Al grito de “¡Soy doctora, sitio, sitio!”, Cristina Cifuentes, presidenta de la Comunidad de Madrid, ha intentado socorrer, sin éxito, a un hombre que estaba sufriendo un ataque al corazón en un restaurante, según han informado algunos testigos. “Rápido, rápido, hay que sujetarle las piernas y abofetearle el abdomen, es lo que me enseñó el doctor House en la John Hopkins University”, exclamó Cifuentes, según los testigos.

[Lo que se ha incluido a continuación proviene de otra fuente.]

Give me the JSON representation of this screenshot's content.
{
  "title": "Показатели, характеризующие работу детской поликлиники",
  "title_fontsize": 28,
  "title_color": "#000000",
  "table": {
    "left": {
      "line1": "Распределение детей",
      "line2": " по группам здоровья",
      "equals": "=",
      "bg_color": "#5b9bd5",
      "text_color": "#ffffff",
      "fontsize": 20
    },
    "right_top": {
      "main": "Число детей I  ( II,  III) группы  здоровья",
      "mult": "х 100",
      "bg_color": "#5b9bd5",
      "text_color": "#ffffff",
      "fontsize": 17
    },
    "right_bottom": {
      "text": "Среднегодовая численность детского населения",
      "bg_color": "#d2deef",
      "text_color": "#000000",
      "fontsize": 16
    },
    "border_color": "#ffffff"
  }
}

También pidió que sujetaran al hombre mientras ella le practicaba una traqueotomía de urgencia en la axila usando un bolígrafo.

“Lamentablemente no había mucho que hacer porque era lupus y lo perdimos”, declaró Cifuentes a la salida del local.

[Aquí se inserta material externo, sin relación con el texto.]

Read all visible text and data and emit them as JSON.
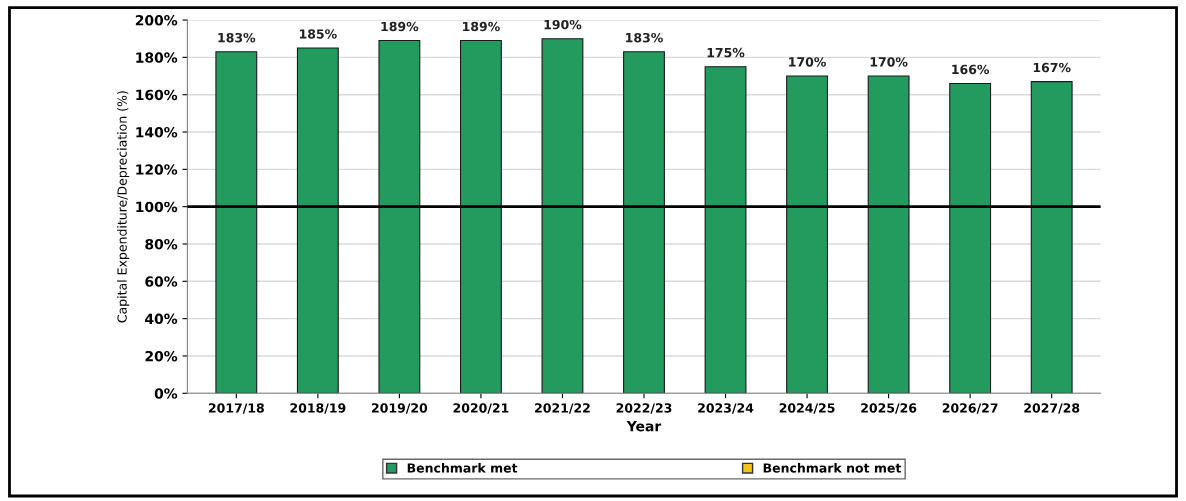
{
  "chart_data": {
    "type": "bar",
    "xlabel": "Year",
    "ylabel": "Capital Expenditure/Depreciation (%)",
    "categories": [
      "2017/18",
      "2018/19",
      "2019/20",
      "2020/21",
      "2021/22",
      "2022/23",
      "2023/24",
      "2024/25",
      "2025/26",
      "2026/27",
      "2027/28"
    ],
    "series": [
      {
        "name": "Benchmark met",
        "color": "#239b5f",
        "values": [
          183,
          185,
          189,
          189,
          190,
          183,
          175,
          170,
          170,
          166,
          167
        ],
        "value_labels": [
          "183%",
          "185%",
          "189%",
          "189%",
          "190%",
          "183%",
          "175%",
          "170%",
          "170%",
          "166%",
          "167%"
        ]
      },
      {
        "name": "Benchmark not met",
        "color": "#f0c419",
        "values": [
          null,
          null,
          null,
          null,
          null,
          null,
          null,
          null,
          null,
          null,
          null
        ]
      }
    ],
    "ylim": [
      0,
      200
    ],
    "yticks": [
      {
        "value": 0,
        "label": "0%"
      },
      {
        "value": 20,
        "label": "20%"
      },
      {
        "value": 40,
        "label": "40%"
      },
      {
        "value": 60,
        "label": "60%"
      },
      {
        "value": 80,
        "label": "80%"
      },
      {
        "value": 100,
        "label": "100%"
      },
      {
        "value": 120,
        "label": "120%"
      },
      {
        "value": 140,
        "label": "140%"
      },
      {
        "value": 160,
        "label": "160%"
      },
      {
        "value": 180,
        "label": "180%"
      },
      {
        "value": 200,
        "label": "200%"
      }
    ],
    "ref_lines": [
      {
        "axis": "y",
        "value": 100,
        "color": "#000000",
        "line_style": "solid"
      }
    ],
    "grid": "y",
    "legend": "bottom"
  }
}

A fin de acallar las acusaciones de los familiares de la víctima, que sostienen que sólo se había atragantado y no era necesario sustituirle el hígado por una ración de riñones al jerez de la carta del restaurante, la presidenta de Madrid improvisó un informe médico en una servilleta donde se certifica “muerte por infarto de miocardioideo subliminal. Gracias por su visita”.

Según algunos médicos consultados, la persona fallecida podría haber sobrevivido si hubiera tardado menos en acudir al hospital. “Dejadme, soy piloto”, dijo la presidenta de Madrid al ver llegar el helicóptero, que finalmente no pudo despegar.

Gracias a su título en tanatopraxia, la propia presidenta se ha ofrecido para preparar el velatorio.